I would like to see stats on actual cases of PAS. Because most children make up their own mind as they approach adolescence and adulthood....I know someone who had her divorce records sealed so that the children could NOT see the accusations of PAS, the GAL findings that were favorable to the accused parent and all of the uglieness surrounding the custody battle. Mind you, this woman never tried to prevent the children from seeing their bio-dad except when two restraining orders were in effect. Legitimate, verified restraining orders...not politically filed ones. She does not speak ill of bio-dad...the reverse is not true.

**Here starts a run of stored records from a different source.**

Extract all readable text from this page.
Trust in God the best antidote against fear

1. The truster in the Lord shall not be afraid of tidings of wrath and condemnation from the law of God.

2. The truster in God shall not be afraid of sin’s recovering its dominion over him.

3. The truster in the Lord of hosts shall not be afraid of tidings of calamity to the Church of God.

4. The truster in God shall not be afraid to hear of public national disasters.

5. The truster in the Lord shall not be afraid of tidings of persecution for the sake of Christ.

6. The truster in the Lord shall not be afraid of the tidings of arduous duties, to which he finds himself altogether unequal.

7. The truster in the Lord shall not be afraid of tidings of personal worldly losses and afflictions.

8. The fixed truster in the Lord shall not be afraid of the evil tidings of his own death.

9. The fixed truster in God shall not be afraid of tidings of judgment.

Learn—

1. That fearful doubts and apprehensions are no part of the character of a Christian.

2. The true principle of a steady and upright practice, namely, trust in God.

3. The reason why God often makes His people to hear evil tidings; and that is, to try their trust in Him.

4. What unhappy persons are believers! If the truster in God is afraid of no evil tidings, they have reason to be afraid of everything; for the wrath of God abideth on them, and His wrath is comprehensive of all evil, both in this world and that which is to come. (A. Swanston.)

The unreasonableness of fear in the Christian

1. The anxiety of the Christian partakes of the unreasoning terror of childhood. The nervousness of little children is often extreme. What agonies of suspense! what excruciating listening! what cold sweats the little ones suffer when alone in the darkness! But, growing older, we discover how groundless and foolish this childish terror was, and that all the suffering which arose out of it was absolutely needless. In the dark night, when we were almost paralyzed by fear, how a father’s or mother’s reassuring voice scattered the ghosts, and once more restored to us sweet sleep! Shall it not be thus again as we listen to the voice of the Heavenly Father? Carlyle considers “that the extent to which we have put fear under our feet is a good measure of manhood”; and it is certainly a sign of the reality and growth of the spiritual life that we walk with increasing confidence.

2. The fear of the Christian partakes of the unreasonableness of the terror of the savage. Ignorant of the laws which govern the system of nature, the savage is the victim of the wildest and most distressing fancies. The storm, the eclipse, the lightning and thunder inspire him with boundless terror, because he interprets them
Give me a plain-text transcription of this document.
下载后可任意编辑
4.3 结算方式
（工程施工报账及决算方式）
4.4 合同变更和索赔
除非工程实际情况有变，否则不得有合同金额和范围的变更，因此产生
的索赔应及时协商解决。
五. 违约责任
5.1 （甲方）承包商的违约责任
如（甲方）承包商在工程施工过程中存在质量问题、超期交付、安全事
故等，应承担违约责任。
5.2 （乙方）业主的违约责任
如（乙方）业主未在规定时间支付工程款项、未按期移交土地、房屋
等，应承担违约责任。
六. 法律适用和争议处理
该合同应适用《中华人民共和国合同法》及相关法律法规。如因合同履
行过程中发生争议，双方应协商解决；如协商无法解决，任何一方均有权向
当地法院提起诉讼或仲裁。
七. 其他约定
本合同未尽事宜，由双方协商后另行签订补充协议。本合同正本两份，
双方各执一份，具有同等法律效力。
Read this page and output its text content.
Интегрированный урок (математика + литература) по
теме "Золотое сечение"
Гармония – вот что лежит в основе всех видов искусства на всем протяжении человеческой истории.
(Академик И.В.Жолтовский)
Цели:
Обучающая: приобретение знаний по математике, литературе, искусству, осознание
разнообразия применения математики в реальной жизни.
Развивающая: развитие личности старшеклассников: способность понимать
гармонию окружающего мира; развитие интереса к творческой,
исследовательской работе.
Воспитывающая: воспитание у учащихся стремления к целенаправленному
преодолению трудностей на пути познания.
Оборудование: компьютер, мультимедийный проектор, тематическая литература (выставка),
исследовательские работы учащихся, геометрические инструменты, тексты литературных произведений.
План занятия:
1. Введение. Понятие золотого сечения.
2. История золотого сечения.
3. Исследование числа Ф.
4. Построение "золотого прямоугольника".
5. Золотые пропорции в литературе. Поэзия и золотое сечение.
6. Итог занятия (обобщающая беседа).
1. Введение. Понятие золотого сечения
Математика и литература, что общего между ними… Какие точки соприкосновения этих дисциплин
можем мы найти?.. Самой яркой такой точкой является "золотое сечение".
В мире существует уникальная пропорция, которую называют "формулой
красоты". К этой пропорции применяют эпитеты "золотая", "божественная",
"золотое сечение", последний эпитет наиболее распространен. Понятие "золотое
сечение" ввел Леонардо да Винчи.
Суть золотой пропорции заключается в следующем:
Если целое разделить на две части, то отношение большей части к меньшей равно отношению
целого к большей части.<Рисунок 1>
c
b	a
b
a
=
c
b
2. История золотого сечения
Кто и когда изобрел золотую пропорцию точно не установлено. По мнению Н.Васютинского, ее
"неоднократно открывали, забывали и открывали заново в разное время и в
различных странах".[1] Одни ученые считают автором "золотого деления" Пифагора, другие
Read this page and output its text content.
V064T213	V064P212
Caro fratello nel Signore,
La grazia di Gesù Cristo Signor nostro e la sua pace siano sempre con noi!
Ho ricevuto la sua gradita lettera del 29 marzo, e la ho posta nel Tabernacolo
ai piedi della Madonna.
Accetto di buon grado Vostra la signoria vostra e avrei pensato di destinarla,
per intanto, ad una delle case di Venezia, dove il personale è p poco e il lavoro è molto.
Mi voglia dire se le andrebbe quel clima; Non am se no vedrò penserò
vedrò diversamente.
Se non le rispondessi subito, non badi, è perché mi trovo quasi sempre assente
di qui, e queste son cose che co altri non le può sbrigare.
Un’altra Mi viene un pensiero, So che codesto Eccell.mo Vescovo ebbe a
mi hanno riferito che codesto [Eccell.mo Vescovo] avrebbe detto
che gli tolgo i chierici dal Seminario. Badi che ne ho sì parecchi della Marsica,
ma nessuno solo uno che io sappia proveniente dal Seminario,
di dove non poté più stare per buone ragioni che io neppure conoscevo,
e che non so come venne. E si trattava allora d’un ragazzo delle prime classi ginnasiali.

I am sceptical regarding PAS. I think that if a parent is purposely poisoning the well, the remedy is in the courts. Not in a therapists hands, unless there are false accusations of abuse of any kind. Which then, in my mind, makes the parent at fault for child abuse, not PAS. JMVHO.
 
I believe this is a real disorder if they've observed and studied the problem. I've seen it in a person , but it stemmed from one woman that I believe has narcissist personality disorder. Kids have no way of dealing with people like that or seeing through their manipulations, and it is damaging, but in the meantime it could take years for a kid to grow up and figure out what happened.